There is more than one generation per season, and this first one is the easiest to control, since it is fairly synchronous. Later on, the insects are really spread out in age. Typically, if you need to treat now (and do so), the insects don’t build up to high enough numbers to require treatment later this year. The significant problems come later in the season: stippling the leaves, dropping brown poop splatters on fruit (and anything else underneath), and flying in the faces of pickers, annoying them and slowing their work.
Don’t confuse WALH with a second leafhopper that we have, called potato leafhopper. That one overwinters along the Gulf of Mexico, and migrates back to New England each year. In some years we have a lot of them, and few in other years. They damage shoots, suckers and water sprouts. They can stunt the growth of young trees, but are rarely a problem on mature trees.
Once apple fruitlets reach 6mm in diameter (that’s ¼ inch) they are vulnerable to attack by plum curculio. That insect typically attacks for 3 weeks, sometimes longer, and it has the ability to remove most of your crop if you let it. Insecticide options are listed in the New England Tree Fruit Management Guide. My photos show a fruit cut open to reveal the curculio egg laid under the flap.

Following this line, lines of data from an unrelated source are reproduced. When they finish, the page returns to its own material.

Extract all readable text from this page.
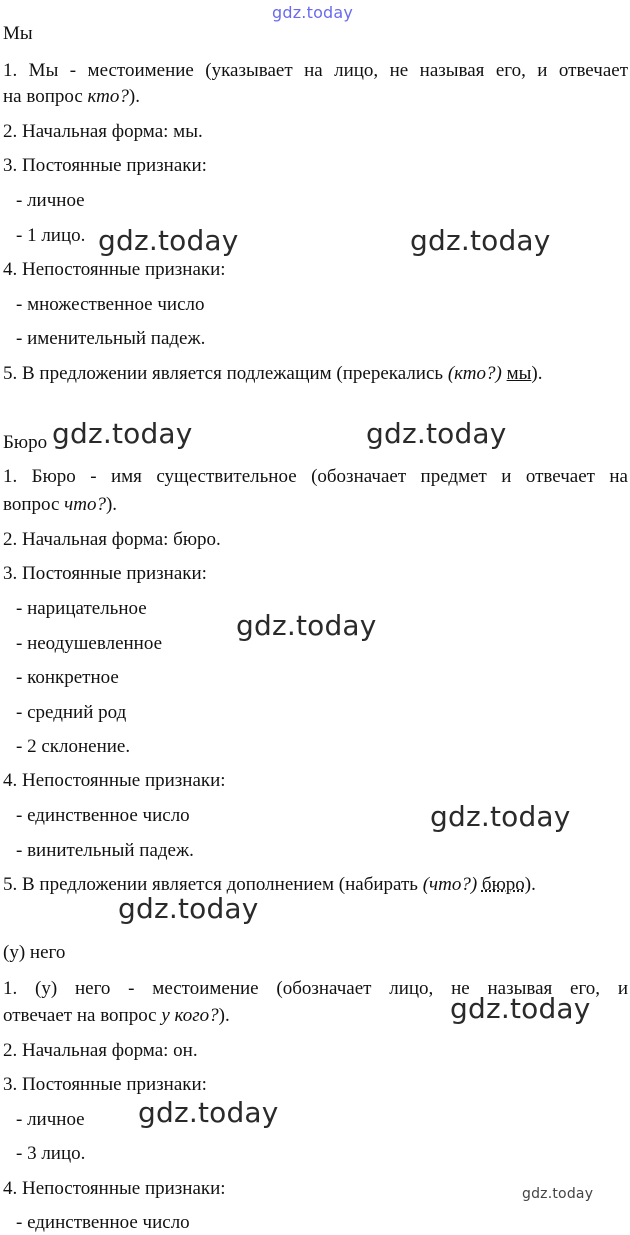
gdz.today
gdz.today	gdz.today
gdz.today	gdz.today
gdz.today
gdz.today
gdz.today
gdz.today
gdz.today
gdz.today
Мы
1. Мы - местоимение (указывает на лицо, не называя его, и отвечает
на вопрос кто?).
2. Начальная форма: мы.
3. Постоянные признаки:
- личное
- 1 лицо.
4. Непостоянные признаки:
- множественное число
- именительный падеж.
5. В предложении является подлежащим (пререкались (кто?) мы).
Бюро
1. Бюро - имя существительное (обозначает предмет и отвечает на
вопрос что?).
2. Начальная форма: бюро.
3. Постоянные признаки:
- нарицательное
- неодушевленное
- конкретное
- средний род
- 2 склонение.
4. Непостоянные признаки:
- единственное число
- винительный падеж.
5. В предложении является дополнением (набирать (что?) бюро).
(у) него
1. (у) него - местоимение (обозначает лицо, не называя его, и
отвечает на вопрос у кого?).
2. Начальная форма: он.
3. Постоянные признаки:
- личное
- 3 лицо.
4. Непостоянные признаки:
- единственное число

Strawberry Bud Weevil a.k.a. Clipper
This tiny weevil (1/16 inch long) overwinters as an adult, and should be appearing in your plantings shortly. It attacks strawberry, raspberry and blackberry flowers when the flower buds are visible but have not yet opened. They are worst at the edges of plantings beside woods or shrub borders. The females lay an egg in a flower bud, then clip it and move on to another. The clipped buds drop to the ground, and the tiny larvae grow inside each one. Eventually a weevil emerges from each one, in mid-summer. Some varieties of strawberries can compensate quite a bit for clipped buds by making the remaining fruit grow larger. Others have moderate or no ability to compensate. Insecticides are recommended as controls, and the New England Small Fruit Management Guide lists the sampling methods & thresholds to determine if it is worthwhile to treat your plantings. Although I see some strawberry beds with significant injury, I see more in brambles, probably because growers don’t think to check them. We have not developed sampling methods & thresholds for brambles.